What to Charge for Lawn Mowing: A Real Pricing Guide
Pricing lawn mowing jobs gets complicated fast. Maybe you’ve done some rides around the block, eyeballed a yard, or copied what a competitor down the street charges. All of that is a mistake without a system.
I built Augusta Lawn Care from zero to 200+ locations and $60M+ in revenue. Pricing was one of the biggest challenges and biggest wins we had. If you want to make real money, you need a plan — not guessing.
Here’s the approach we use at Augusta, straight from the trenches with nothing sugar-coated.
Per-Cut vs Per-Square-Foot Pricing — Which Works?

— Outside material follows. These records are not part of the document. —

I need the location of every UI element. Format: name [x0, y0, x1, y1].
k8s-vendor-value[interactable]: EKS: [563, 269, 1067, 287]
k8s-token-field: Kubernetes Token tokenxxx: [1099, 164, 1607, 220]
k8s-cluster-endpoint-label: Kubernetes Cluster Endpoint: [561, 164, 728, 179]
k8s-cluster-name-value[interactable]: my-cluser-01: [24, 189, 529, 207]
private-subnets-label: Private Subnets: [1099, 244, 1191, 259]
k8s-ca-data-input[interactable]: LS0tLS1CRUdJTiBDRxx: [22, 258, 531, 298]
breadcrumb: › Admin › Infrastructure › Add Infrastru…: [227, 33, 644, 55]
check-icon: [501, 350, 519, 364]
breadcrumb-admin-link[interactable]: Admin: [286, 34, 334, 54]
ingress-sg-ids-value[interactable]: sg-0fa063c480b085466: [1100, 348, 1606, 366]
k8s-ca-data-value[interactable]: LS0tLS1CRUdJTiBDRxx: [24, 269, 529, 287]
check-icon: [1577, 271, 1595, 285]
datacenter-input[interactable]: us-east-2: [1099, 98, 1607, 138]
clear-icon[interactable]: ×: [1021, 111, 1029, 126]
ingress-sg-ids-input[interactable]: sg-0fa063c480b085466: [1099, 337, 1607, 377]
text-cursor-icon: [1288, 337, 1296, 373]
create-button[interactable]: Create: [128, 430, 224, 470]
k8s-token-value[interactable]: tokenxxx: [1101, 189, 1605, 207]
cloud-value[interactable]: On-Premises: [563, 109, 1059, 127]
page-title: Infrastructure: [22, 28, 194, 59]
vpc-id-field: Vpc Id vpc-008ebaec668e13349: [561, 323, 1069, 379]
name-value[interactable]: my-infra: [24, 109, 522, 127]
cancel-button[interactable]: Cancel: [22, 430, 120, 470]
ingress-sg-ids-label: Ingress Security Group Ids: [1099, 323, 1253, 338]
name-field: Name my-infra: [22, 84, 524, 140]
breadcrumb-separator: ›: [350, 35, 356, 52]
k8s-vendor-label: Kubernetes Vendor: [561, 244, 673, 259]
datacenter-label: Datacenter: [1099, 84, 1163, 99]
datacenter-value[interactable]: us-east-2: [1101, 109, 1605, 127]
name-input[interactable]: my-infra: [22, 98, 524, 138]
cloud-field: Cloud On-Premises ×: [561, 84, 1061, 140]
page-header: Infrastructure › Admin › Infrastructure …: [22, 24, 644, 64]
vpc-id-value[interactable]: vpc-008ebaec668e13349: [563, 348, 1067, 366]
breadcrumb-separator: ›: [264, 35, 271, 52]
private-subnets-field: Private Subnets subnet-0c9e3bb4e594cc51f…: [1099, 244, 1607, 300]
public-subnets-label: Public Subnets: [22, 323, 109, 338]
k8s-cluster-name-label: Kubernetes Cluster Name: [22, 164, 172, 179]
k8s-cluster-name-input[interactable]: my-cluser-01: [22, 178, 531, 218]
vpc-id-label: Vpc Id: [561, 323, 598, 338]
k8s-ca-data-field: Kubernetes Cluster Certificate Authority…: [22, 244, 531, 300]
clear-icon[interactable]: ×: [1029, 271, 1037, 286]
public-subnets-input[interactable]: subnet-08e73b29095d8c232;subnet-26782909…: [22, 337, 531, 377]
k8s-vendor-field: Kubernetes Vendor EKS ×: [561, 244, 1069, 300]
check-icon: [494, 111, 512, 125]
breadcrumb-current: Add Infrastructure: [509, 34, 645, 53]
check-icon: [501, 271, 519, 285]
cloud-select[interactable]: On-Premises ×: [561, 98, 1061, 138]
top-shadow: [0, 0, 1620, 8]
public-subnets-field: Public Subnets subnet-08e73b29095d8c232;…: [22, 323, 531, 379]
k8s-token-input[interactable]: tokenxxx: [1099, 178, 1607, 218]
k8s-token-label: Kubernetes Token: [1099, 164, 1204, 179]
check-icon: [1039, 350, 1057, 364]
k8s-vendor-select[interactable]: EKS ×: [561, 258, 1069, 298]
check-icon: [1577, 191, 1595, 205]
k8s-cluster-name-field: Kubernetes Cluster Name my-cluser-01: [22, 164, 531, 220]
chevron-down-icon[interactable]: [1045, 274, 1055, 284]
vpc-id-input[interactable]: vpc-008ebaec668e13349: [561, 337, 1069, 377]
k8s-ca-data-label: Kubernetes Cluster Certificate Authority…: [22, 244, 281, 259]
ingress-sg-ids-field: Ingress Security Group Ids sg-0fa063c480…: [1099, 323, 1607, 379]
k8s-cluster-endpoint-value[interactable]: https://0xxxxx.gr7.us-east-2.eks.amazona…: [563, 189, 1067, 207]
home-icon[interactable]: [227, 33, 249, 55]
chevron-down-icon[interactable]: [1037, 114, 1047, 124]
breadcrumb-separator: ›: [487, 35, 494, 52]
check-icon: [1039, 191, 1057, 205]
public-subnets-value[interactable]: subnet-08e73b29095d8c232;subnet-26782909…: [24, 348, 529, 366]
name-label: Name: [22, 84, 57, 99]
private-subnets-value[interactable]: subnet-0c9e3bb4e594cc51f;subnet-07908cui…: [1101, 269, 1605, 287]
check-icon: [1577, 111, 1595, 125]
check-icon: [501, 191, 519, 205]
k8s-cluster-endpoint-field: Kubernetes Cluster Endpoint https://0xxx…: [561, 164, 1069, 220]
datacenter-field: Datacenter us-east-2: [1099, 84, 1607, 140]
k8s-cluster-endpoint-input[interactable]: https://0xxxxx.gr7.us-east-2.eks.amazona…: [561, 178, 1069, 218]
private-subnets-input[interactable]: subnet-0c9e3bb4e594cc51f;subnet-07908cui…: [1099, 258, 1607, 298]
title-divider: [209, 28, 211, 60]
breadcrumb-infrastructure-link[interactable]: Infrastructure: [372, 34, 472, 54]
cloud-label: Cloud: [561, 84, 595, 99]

You’ll hear two main ways to price mowing:
- Per-cut pricing: You charge a flat fee per visit. Maybe $40 for a small yard, $80 for a big one.
- Per-square-foot pricing: You charge based on the size of the lawn, say $0.02 per square foot.
Both have pros and cons.
Per-cut pricing is simple to explain to customers. But it can leave money on the table for big yards or cause you to undercut for small ones. Also, estimating the job size in advance can be guesswork if you’re just driving by.
Per-square-foot pricing sounds fair and can scale with lawn size, but it requires you to measure accurately. Too many times, techs eyeball in the field and blow estimates — either charging too little or chasing a job with a big price tag and slow turnaround.
At Augusta, we started using a hybrid approach once we had our systems down. We’d have a base price per cut, and then add per-square-foot increments for lawns over a certain size.
Example: $50 for up to 5,000 sq ft, then $0.01 per additional square foot. This kept it simple but fair and helped us avoid nickel-and-diming every customer.
How I Price Lawn Mowing Jobs at Augusta
I’m going to get real with you here. Back in the early days, I priced mowing jobs based purely on what locals charged. It was a disaster. We were losing money and work was inconsistent.
Here’s the formula we landed on after running the numbers and testing over 3 years:
- Calculate your cost per cut first. That means all your direct costs — wages, fuel, maintenance, equipment depreciation.
- Add a markup for overhead — office, marketing, management.
- Factor in profit margin [blocked] — at least 20%. We aim for 25%+ if the market can bear it.
- Adjust according to yard difficulty — slopes, obstacles, grass type.
- Decide if you want to charge per cut, per square foot, or hybrid.
Breaking it down:
- Labor: At Augusta, mowing a 7,000 sq ft yard with a walk-behind mower takes about 30-40 minutes if it’s straightforward. Techs get paid $15-$18 an hour, depending on location.
- Fuel and maintenance: Roughly $3 per cut per tech.
- Overhead: About 25% of total costs.
So if labor + fuel = $12 per cut, overhead adds another $3, and you want $5 profit, you’re at $20 per cut minimum.
For an average yard of 7,000 sq ft, that’s roughly $0.003 per sq ft, or $20 flat. But make no mistake — that’s a bare-bones baseline. If the yard is too big or complex, your price goes up.
Don’t Underprice Mowing Jobs
I see it all the time — new companies bidding low to get jobs. Sometimes they win and get a few customers hooked. But it backfires fast:
- Techs quit because wage pays don’t cover time
- Equipment breaks down faster because you can’t maintain it
- You never get ahead, profits vanish
At Augusta, we learned this the hard way. We used Home.works software early on to track actual time per job, and it was a reality check. We adjusted pricing accordingly, and profits jumped 30% in the next quarter alone.
If you want to price right, track how long jobs take and watch your true costs. Don’t guess.